Wie geplant, stießen wir dann auf unseren Ehemann, Vater, Großvater, Urgroßvater und Schwiegervater an.

Bereits vorher war entschieden worden, dass zu diesem Anlass ein Baum im Garten gepflanzt werden sollte. Nun, mein Mann hatte es nicht so mit der Biologie, daher stand die Frage im Raum: welcher Baum?  Naja, meine Tochter meinte, dass jetzt in Pernitz ein Obstgarten geplant wäre. Ab dann war’s leicht. Es ist ein Zwetschkenbaum. Und warum: Dazu muss man wissen, dass mein Mann gerne mit Freunden oder auch ohne zuweilen oder auch öfters ein oder zwei Gläschen Sliwowitz trank. Der Platz war bereits ausgesucht worden, die Buben gruben eine passende Grube, der Baum wurde hineinversenkt und jeder von uns schob etwas Erde hinzu. Einige holten Wasser um den Baum einzugießen und um ihn anzuspornen, doch bald Früchte zu tragen, wurde auch ein kräftiger Schluck Sliwowitz   dazu gegossen, nachdem jeder einen kleinen Schluck aus der Flasche genommen hatte. (Der Regenwurm, den meine Urenkeltochter dort entdeckt hatte, wird wohl recht betrunken gewesen sein).

Nun waren alle rechtschaffen hungrig. Wie vereinbart, hatte jeder etwas mitgebracht, das wurde nun in Ofen geschoben, der Salat fertig gemacht, und dann alles Ratzezeputz aufgegessen.
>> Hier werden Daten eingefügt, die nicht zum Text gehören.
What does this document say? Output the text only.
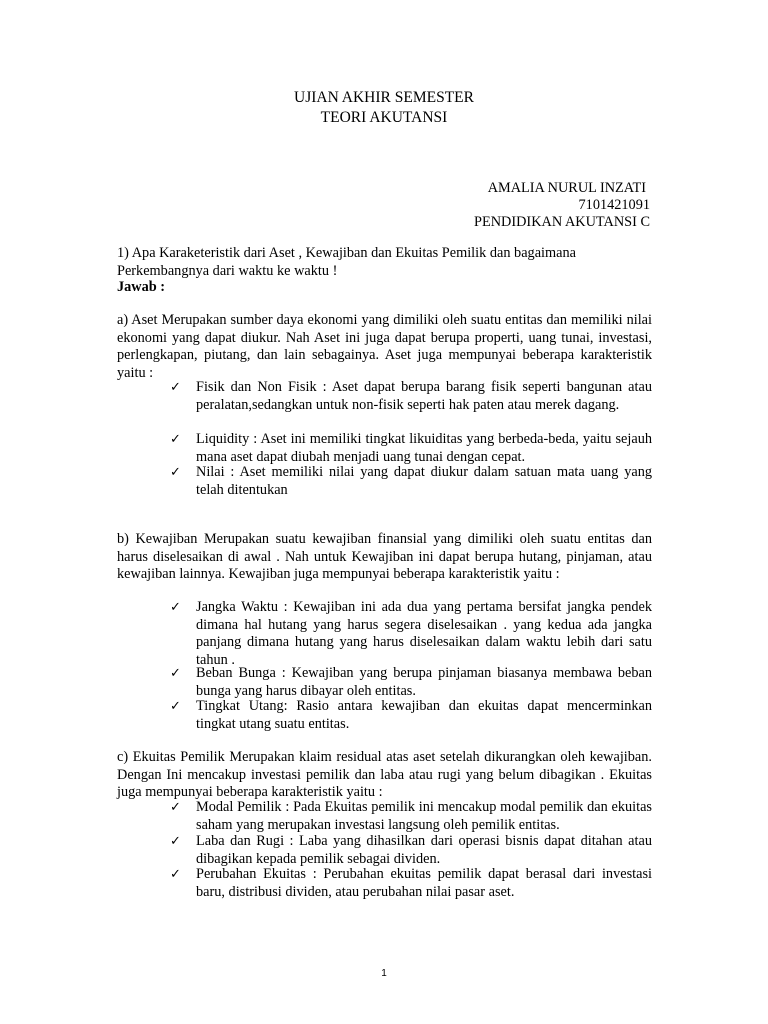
UJIAN AKHIR SEMESTER
TEORI AKUTANSI
AMALIA NURUL INZATI
7101421091
PENDIDIKAN AKUTANSI C
1) Apa Karaketeristik dari Aset , Kewajiban dan Ekuitas Pemilik dan bagaimana Perkembangnya dari waktu ke waktu !
Jawab :
a) Aset Merupakan sumber daya ekonomi yang dimiliki oleh suatu entitas dan memiliki nilai ekonomi yang dapat diukur. Nah Aset ini juga dapat berupa properti, uang tunai, investasi, perlengkapan, piutang, dan lain sebagainya. Aset juga mempunyai beberapa karakteristik yaitu :
✓	Fisik dan Non Fisik : Aset dapat berupa barang fisik seperti bangunan atau peralatan,sedangkan untuk non-fisik seperti hak paten atau merek dagang.
✓	Liquidity : Aset ini memiliki tingkat likuiditas yang berbeda-beda, yaitu sejauh mana aset dapat diubah menjadi uang tunai dengan cepat.
✓	Nilai : Aset memiliki nilai yang dapat diukur dalam satuan mata uang yang telah ditentukan
b) Kewajiban Merupakan suatu kewajiban finansial yang dimiliki oleh suatu entitas dan harus diselesaikan di awal . Nah untuk Kewajiban ini dapat berupa hutang, pinjaman, atau kewajiban lainnya. Kewajiban juga mempunyai beberapa karakteristik yaitu :
✓	Jangka Waktu : Kewajiban ini ada dua yang pertama bersifat jangka pendek dimana hal hutang yang harus segera diselesaikan . yang kedua ada jangka panjang dimana hutang yang harus diselesaikan dalam waktu lebih dari satu tahun .
✓	Beban Bunga : Kewajiban yang berupa pinjaman biasanya membawa beban bunga yang harus dibayar oleh entitas.
✓	Tingkat Utang: Rasio antara kewajiban dan ekuitas dapat mencerminkan tingkat utang suatu entitas.
c) Ekuitas Pemilik Merupakan klaim residual atas aset setelah dikurangkan oleh kewajiban. Dengan Ini mencakup investasi pemilik dan laba atau rugi yang belum dibagikan . Ekuitas juga mempunyai beberapa karakteristik yaitu :
✓	Modal Pemilik : Pada Ekuitas pemilik ini mencakup modal pemilik dan ekuitas saham yang merupakan investasi langsung oleh pemilik entitas.
✓	Laba dan Rugi : Laba yang dihasilkan dari operasi bisnis dapat ditahan atau dibagikan kepada pemilik sebagai dividen.
✓	Perubahan Ekuitas : Perubahan ekuitas pemilik dapat berasal dari investasi baru, distribusi dividen, atau perubahan nilai pasar aset.
1
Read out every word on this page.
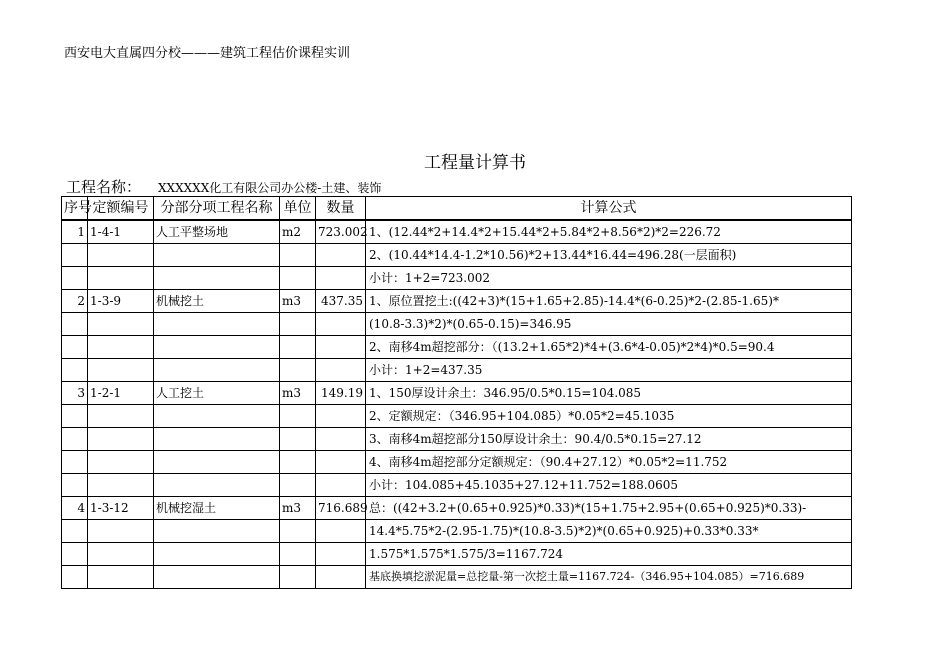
西安电大直属四分校———建筑工程估价课程实训
工程量计算书
工程名称： XXXXXX化工有限公司办公楼-土建、装饰
序号	定额编号	分部分项工程名称	单位	数量	计算公式
1	1-4-1	人工平整场地	m2	723.002	1、(12.44*2+14.4*2+15.44*2+5.84*2+8.56*2)*2=226.72
					2、(10.44*14.4-1.2*10.56)*2+13.44*16.44=496.28(一层面积)
					小计：1+2=723.002
2	1-3-9	机械挖土	m3	437.35	1、原位置挖土:((42+3)*(15+1.65+2.85)-14.4*(6-0.25)*2-(2.85-1.65)*
					(10.8-3.3)*2)*(0.65-0.15)=346.95
					2、南移4m超挖部分：（(13.2+1.65*2)*4+(3.6*4-0.05)*2*4)*0.5=90.4
					小计：1+2=437.35
3	1-2-1	人工挖土	m3	149.19	1、150厚设计余土：346.95/0.5*0.15=104.085
					2、定额规定：（346.95+104.085）*0.05*2=45.1035
					3、南移4m超挖部分150厚设计余土：90.4/0.5*0.15=27.12
					4、南移4m超挖部分定额规定：（90.4+27.12）*0.05*2=11.752
					小计：104.085+45.1035+27.12+11.752=188.0605
4	1-3-12	机械挖湿土	m3	716.689	总：((42+3.2+(0.65+0.925)*0.33)*(15+1.75+2.95+(0.65+0.925)*0.33)-
					14.4*5.75*2-(2.95-1.75)*(10.8-3.5)*2)*(0.65+0.925)+0.33*0.33*
					1.575*1.575*1.575/3=1167.724
					基底换填挖淤泥量=总挖量-第一次挖土量=1167.724-（346.95+104.085）=716.689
Auch beim Essen, auch noch im Freien, an der Hauswand wurde noch viel über unseren Tusch gesprochen. Ich glaube, es hätte ihm geschmeckt!

Gemeinsam wurde alles wieder weggeräumt und die Familie zerstreute sich bei Einbruch der Dunkelheit wieder in alle Windrichtungen.

Jetzt kommen noch das Begräbnis und die Seelenmesse. Ganz andere Feiern – alle um an Tommy zu erinnern. Wir werden ihn sowieso nie vergessen, er ist immer anwesend, wo immer wir auch sind.

 

 

Adieu, lieber Tusch

5 Gedanken zu “Adieu, lieber Tusch

  1. Barbara Hala schreibt:

    liebe Christa, ihr habt Tommys irdischen Abschied wunderbar gestaltet – es hat ihm ganz sicher sehr gefallen!! und er hätte wahrscheinlich recht geschmunzelt angesichts etlicher besorgter Blicke vor dem Auszug, da ein leichter Nieselregen eingesetzt hatte …. und das Lied mit Gitarre seines Enkels am Grab war einfach gut!! ich hoffe, dass es ihm nun sehr wohl ergeht, er ist ja bei euch, solange ihr an ihn denkt!!